Can you say as Paul wrote:  I am not ashamed of the Gospel of Christ”?  Because that was what the disciples post ascension could do. Surely we who are post ascension and post Pentecost can doubly say “I am not ashamed of the gospel, because it is the power of God that brings salvation to everyone who believes.

Let us recite the Nicene Creed together:

We believe in one God, the Father almighty,
      maker of heaven and earth,
      of all things visible and invisible.

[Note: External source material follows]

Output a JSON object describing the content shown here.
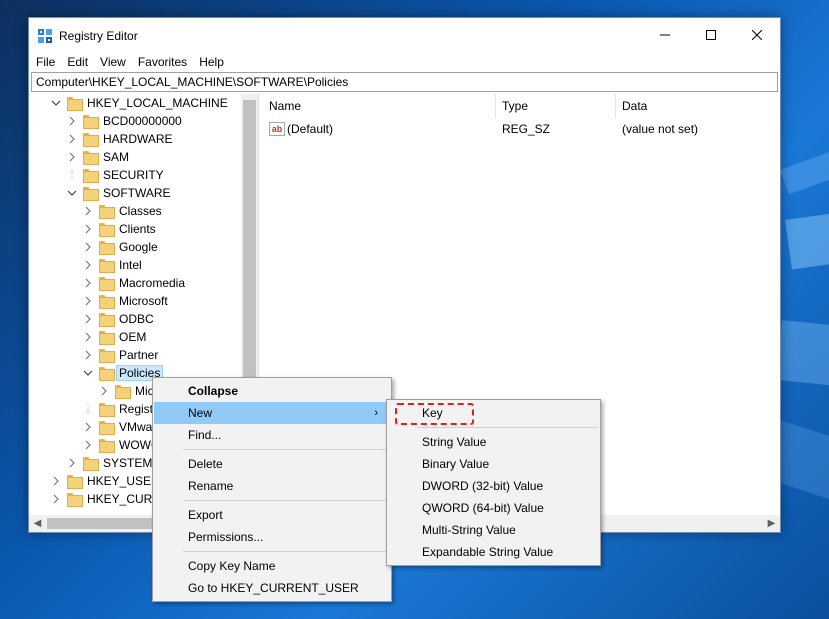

And in one Lord Jesus Christ, the only Son of God, begotten from the Father before all ages, God from God, Light from Light, true God from true God, begotten, not made; of the same essence as the Father. Through him all things were made. For us and for our salvation he came down from heaven; he became incarnate by the Holy Spirit and the virgin Mary, and was made human. He was crucified for us under Pontius Pilate; he suffered and was buried. The third day he rose again, according to the Scriptures. He ascended to heaven and is seated at the right hand of the Father. He will come again with glory to judge the living and the dead. His kingdom will never end.

And we believe in the Holy Spirit, the Lord, the giver of life. He proceeds from the Father and the Son, and with the Father and the Son is worshiped and glorified. He spoke through the prophets.
      We believe in one holy church.
      We affirm one baptism for the forgiveness of sins.
      We look forward to the resurrection of the dead, and to life in the world to come. Amen.



[1] Sproul, R. C. (2009). Who Is Jesus? (Vol. 1, pp. 99–100). Lake Mary, FL: Reformation Trust Publishing.

[2] Sproul, R. C. (2009). Who Is Jesus? (Vol. 1, p. 101). Lake Mary, FL: Reformation Trust Publishing.

[3] Wright, J. S. (1996). Ascension. In D. R. W. Wood, I. H. Marshall, A. R. Millard, J. I. Packer, & D. J. Wiseman (Eds.), New Bible dictionary (3rd ed., p. 91). Leicester, England; Downers Grove, IL: InterVarsity Press.